In the corporate context, cost trend analysis happens against the backdrop of manufacturing evaluation and profit management. Senior leadership works in tandem with department heads to root lingering inefficiencies out of internal mechanisms, fix broken processes, find ways to save money and cut expenses without sacrificing the company’s long-term commercial goals.
Cost trend analysis incorporates various efforts a corporation spearheads to monitor how much it spends overall, identify units that bleed money and those that post rosy returns, and foresee internal resentments over budgeting unfairness that could fester over time. This might happen if the leaders of a money-making segment view as unfair top leadership's call for cost cuts across the board, particularly if these reductions would serve to prop up the operating position of cash-bleeding units, which for a long time haven't delivered positive returns for the organization. As an organization-wide initiative, cost trend analysis touches on every expense type -- running the gamut from production and shipping costs to selling, administrative and general charges.
Various personnel help department heads analyze cost trends and figure out the best and quickest way to shed expenses where needed. Cost accountants and budget managers enable a business to produce affordable products, anticipating the depth of the opposition the company might face if customers deem its merchandise too costly and not adapted to marketplace trends. Salespeople and marketing specialists translate a company's cost evaluation into revenue terms, determining the markup the business must set to derive a minimum revenue level -- or, at least, break even in its major markets.
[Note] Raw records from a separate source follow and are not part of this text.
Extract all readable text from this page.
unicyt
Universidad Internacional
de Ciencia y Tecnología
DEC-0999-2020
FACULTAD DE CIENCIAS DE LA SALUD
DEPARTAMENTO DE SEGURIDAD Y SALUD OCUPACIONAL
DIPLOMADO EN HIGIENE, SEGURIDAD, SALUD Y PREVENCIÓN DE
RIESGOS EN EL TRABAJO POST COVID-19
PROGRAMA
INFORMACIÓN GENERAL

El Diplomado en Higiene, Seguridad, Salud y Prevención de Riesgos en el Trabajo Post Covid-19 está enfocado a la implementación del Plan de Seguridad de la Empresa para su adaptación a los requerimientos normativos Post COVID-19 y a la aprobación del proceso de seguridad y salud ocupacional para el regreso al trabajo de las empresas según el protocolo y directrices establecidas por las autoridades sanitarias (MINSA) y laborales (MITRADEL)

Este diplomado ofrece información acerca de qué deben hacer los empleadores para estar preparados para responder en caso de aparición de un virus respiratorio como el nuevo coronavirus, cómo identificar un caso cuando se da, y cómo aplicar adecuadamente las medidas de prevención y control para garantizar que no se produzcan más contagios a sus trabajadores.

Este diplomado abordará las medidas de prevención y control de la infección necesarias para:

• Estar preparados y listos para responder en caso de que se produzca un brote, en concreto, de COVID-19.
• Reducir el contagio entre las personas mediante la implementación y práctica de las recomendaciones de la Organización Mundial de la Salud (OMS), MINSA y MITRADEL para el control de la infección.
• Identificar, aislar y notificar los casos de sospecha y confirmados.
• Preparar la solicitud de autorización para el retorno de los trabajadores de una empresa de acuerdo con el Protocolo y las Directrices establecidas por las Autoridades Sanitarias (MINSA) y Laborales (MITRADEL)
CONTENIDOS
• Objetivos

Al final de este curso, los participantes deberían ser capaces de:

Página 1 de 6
Human resources managers also weigh in on cost trend analysis, working in tandem with segment chiefs to implement top leadership's budgeting recommendations, especially with staff cost management and attrition rate monitoring.
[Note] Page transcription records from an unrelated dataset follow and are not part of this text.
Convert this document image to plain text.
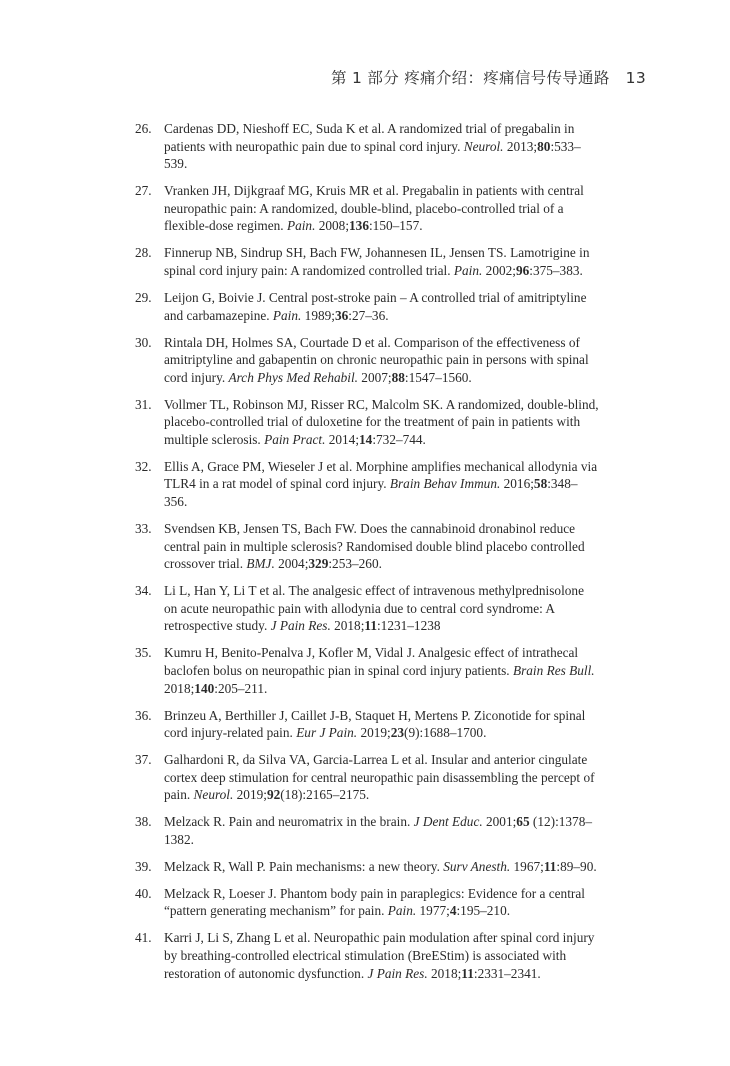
第 1 部分 疼痛介绍：疼痛信号传导通路 13
26. Cardenas DD, Nieshoff EC, Suda K et al. A randomized trial of pregabalin in patients with neuropathic pain due to spinal cord injury. Neurol. 2013;80:533–539.
27. Vranken JH, Dijkgraaf MG, Kruis MR et al. Pregabalin in patients with central neuropathic pain: A randomized, double-blind, placebo-controlled trial of a flexible-dose regimen. Pain. 2008;136:150–157.
28. Finnerup NB, Sindrup SH, Bach FW, Johannesen IL, Jensen TS. Lamotrigine in spinal cord injury pain: A randomized controlled trial. Pain. 2002;96:375–383.
29. Leijon G, Boivie J. Central post-stroke pain – A controlled trial of amitriptyline and carbamazepine. Pain. 1989;36:27–36.
30. Rintala DH, Holmes SA, Courtade D et al. Comparison of the effectiveness of amitriptyline and gabapentin on chronic neuropathic pain in persons with spinal cord injury. Arch Phys Med Rehabil. 2007;88:1547–1560.
31. Vollmer TL, Robinson MJ, Risser RC, Malcolm SK. A randomized, double-blind, placebo-controlled trial of duloxetine for the treatment of pain in patients with multiple sclerosis. Pain Pract. 2014;14:732–744.
32. Ellis A, Grace PM, Wieseler J et al. Morphine amplifies mechanical allodynia via TLR4 in a rat model of spinal cord injury. Brain Behav Immun. 2016;58:348–356.
33. Svendsen KB, Jensen TS, Bach FW. Does the cannabinoid dronabinol reduce central pain in multiple sclerosis? Randomised double blind placebo controlled crossover trial. BMJ. 2004;329:253–260.
34. Li L, Han Y, Li T et al. The analgesic effect of intravenous methylprednisolone on acute neuropathic pain with allodynia due to central cord syndrome: A retrospective study. J Pain Res. 2018;11:1231–1238
35. Kumru H, Benito-Penalva J, Kofler M, Vidal J. Analgesic effect of intrathecal baclofen bolus on neuropathic pian in spinal cord injury patients. Brain Res Bull. 2018;140:205–211.
36. Brinzeu A, Berthiller J, Caillet J-B, Staquet H, Mertens P. Ziconotide for spinal cord injury-related pain. Eur J Pain. 2019;23(9):1688–1700.
37. Galhardoni R, da Silva VA, Garcia-Larrea L et al. Insular and anterior cingulate cortex deep stimulation for central neuropathic pain disassembling the percept of pain. Neurol. 2019;92(18):2165–2175.
38. Melzack R. Pain and neuromatrix in the brain. J Dent Educ. 2001;65 (12):1378–1382.
39. Melzack R, Wall P. Pain mechanisms: a new theory. Surv Anesth. 1967;11:89–90.
40. Melzack R, Loeser J. Phantom body pain in paraplegics: Evidence for a central “pattern generating mechanism” for pain. Pain. 1977;4:195–210.
41. Karri J, Li S, Zhang L et al. Neuropathic pain modulation after spinal cord injury by breathing-controlled electrical stimulation (BreEStim) is associated with restoration of autonomic dysfunction. J Pain Res. 2018;11:2331–2341.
Corporate personnel display varied skills when analyzing cost trends, calculating ratios and preparing a statement of profit and loss, or P&L. Also called an income statement, a P&L chronicles how a business fared over a given period -- telling readers whether the company made money, how much it made and what its aggregate expenses were at period-end. Skills used in cost trend analysis include mathematical dexterity, cost management flair and attention to detail. Effective communication skills also help, especially when it comes to translating the cost management patois into language that top leadership can understand and use to make strategic decisions.
A company that soundly analyzes its costs -- and cost trends, for that matter -- is more likely to understand factors that affect its bottom line. With this knowledge, the business can anticipate negative results by shedding expenses, saving enough money along the way -- a good move, because sound liquidity levels go a long way toward assuring a solid solvency situation.